Oct 10

Optimal Exercising for Optimal Health

This was written by pre-medical student Jorge Gonzalez with the intention of encouraging readers to take better care of oneself. The method of encouragement being used is Aristotle’s three pillars of rhetoric without the intention of withholding critical information or supplying false information. Instead, this method utilizes emotions to engage the audience, logic to make a claim, and credibility to support this claim. This was written in consideration of Liz Meszaros’s article, “Researcher’s Identify Exercise for Optimal Health of Body and Mind.”


Dancing has the potential to lower anxiety, improve physical health, benefit emotional, and be good for the brain. It’s the potent combination of music, movement, and socializing that, individually, has been shown to improve the mind and body. Plus, the vast variety of dancing has found an interest in a substantial amount of people. 


Mental health, as important as it is alone, has also been shown to improve physical health. Poor mental health has been correlated to a weakened immune system which can lead to fatigue, headaches, insomnia, pain, and high blood pressure. Dancing has been studied to show a variety of important chemical released in the brain. These chemicals include dopamine a reward hormone, oxytocin a connection hormone, serotonin a contentment and ease hormone, and endorphins related to pain relief and pleasure. 

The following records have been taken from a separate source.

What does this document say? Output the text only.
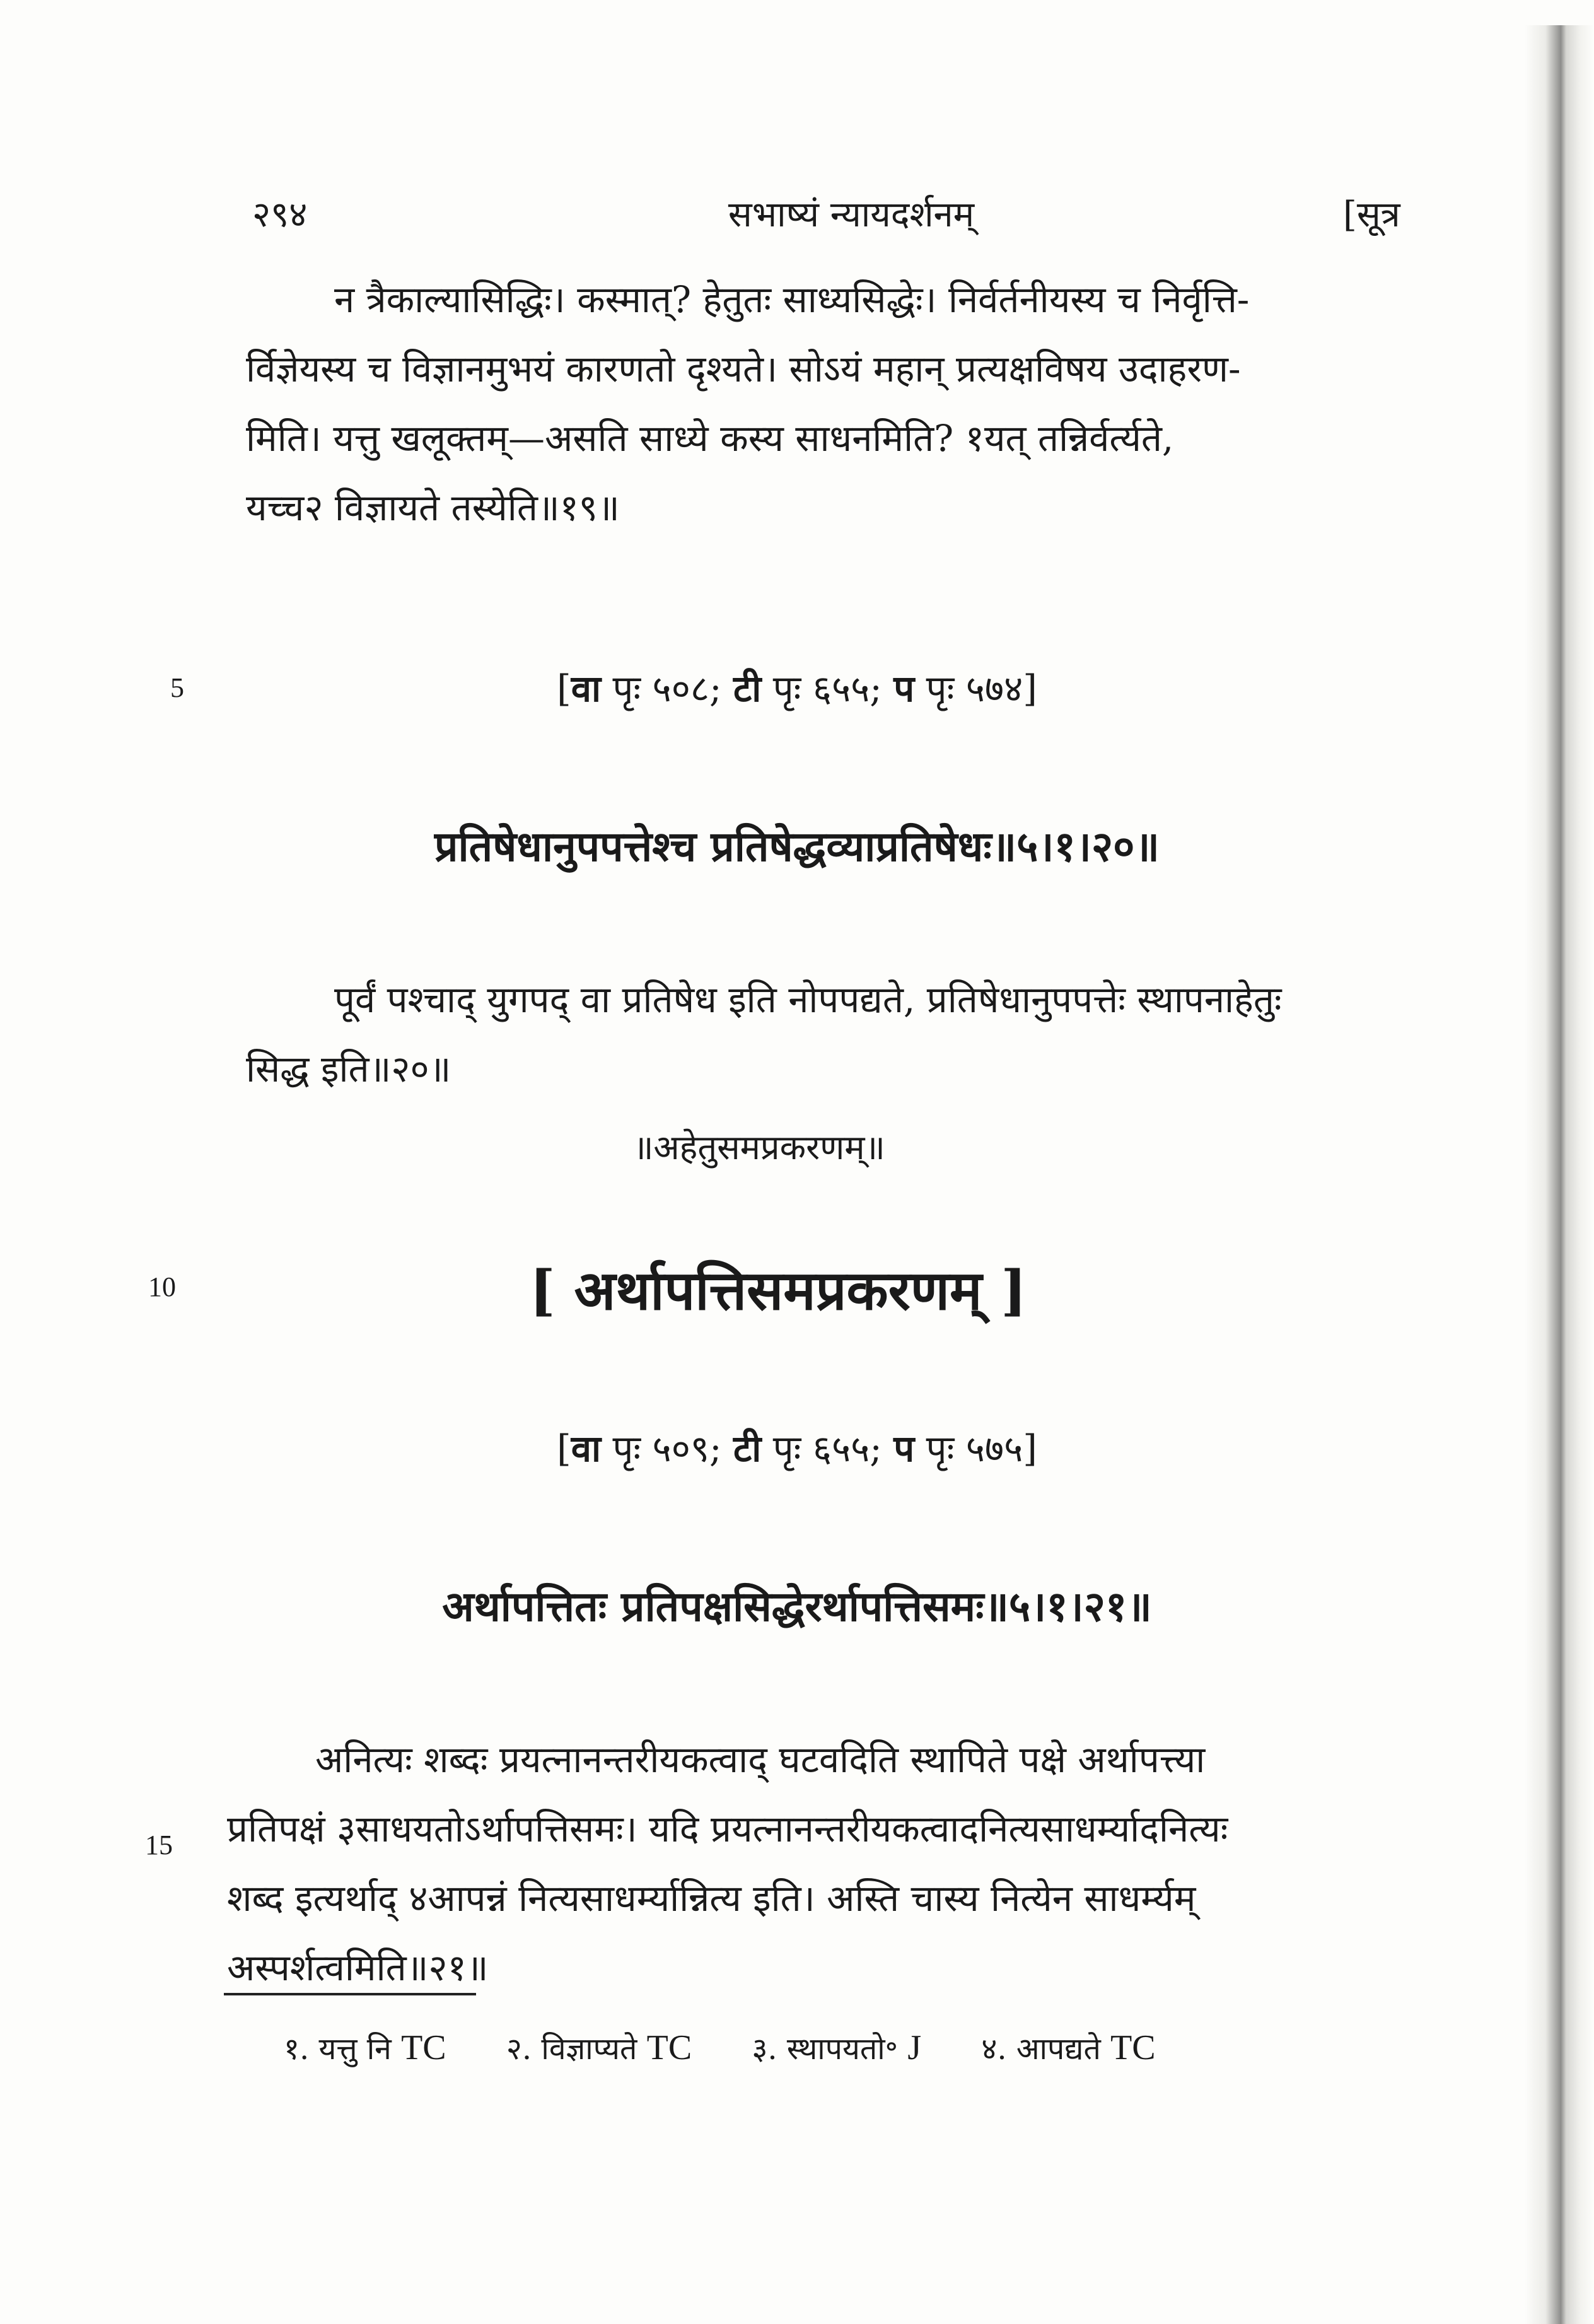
२९४	सभाष्यं न्यायदर्शनम्	[सूत्र
न त्रैकाल्यासिद्धिः। कस्मात्? हेतुतः साध्यसिद्धेः। निर्वर्तनीयस्य च निर्वृत्ति-
र्विज्ञेयस्य च विज्ञानमुभयं कारणतो दृश्यते। सोऽयं महान् प्रत्यक्षविषय उदाहरण-
मिति। यत्तु खलूक्तम्—असति साध्ये कस्य साधनमिति? १यत् तन्निर्वर्त्यते,
यच्च२ विज्ञायते तस्येति॥१९॥
5	[वा पृः ५०८; टी पृः ६५५; प पृः ५७४]
प्रतिषेधानुपपत्तेश्च प्रतिषेद्धव्याप्रतिषेधः॥५।१।२०॥
पूर्वं पश्चाद् युगपद् वा प्रतिषेध इति नोपपद्यते, प्रतिषेधानुपपत्तेः स्थापनाहेतुः
सिद्ध इति॥२०॥
॥अहेतुसमप्रकरणम्॥
10	[ अर्थापत्तिसमप्रकरणम् ]
[वा पृः ५०९; टी पृः ६५५; प पृः ५७५]
अर्थापत्तितः प्रतिपक्षसिद्धेरर्थापत्तिसमः॥५।१।२१॥
अनित्यः शब्दः प्रयत्नानन्तरीयकत्वाद् घटवदिति स्थापिते पक्षे अर्थापत्त्या
प्रतिपक्षं ३साधयतोऽर्थापत्तिसमः। यदि प्रयत्नानन्तरीयकत्वादनित्यसाधर्म्यादनित्यः
शब्द इत्यर्थाद् ४आपन्नं नित्यसाधर्म्यान्नित्य इति। अस्ति चास्य नित्येन साधर्म्यम्
अस्पर्शत्वमिति॥२१॥
15
१. यत्तु नि TC २. विज्ञाप्यते TC ३. स्थापयतो॰ J ४. आपद्यते TC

In addition to the mental benefits of dancing, come a multitude of physical benefits. Dancing can lower the risk of cardiovascular disease potentially even more than walking. This may be due to the spurts of high-intensity activity. A study finds that those who were dancing 3 or more times a week experienced a 76% lowered risk for dementia. Another study showed those ages 60 and older dancing 2 or more times a week, improved their physical fitness, static balance, and handgrip strength. Furthermore, studies showed, after an 18-month dance intervention for those above 65 years of age, an increase of hippocampal volume which is important for memory. 


Aerobic exercise is very important to this practice. We commonly recommend this, among other lifestyle choices, to improve physical and mental health. It does not have to be something of high intensity, but walking daily for an hour has been recommended for those trying to reverse type 2 diabetes and those who are struggling with depression. Walking for an hour releases the hormone nitric oxide, which helps blood pressure and keeps the arterial wall flexible. Additionally, the hormone, when underproduced, may be directly tied to depression. So it is important, as part of one’s health, to maintain aerobic exercises as part of one’s lifestyle choices. Dancing can replace walking as part of aerobic exercise. Dr. Castellanos dances himself!


Work Cited:

Meszaros, Liz. “Researchers Identify Exercise for Optimal Health of Body and Mind.” MDLinx, 8 Aug. 2019, www.mdlinx.com/internal-medicine/article/4088.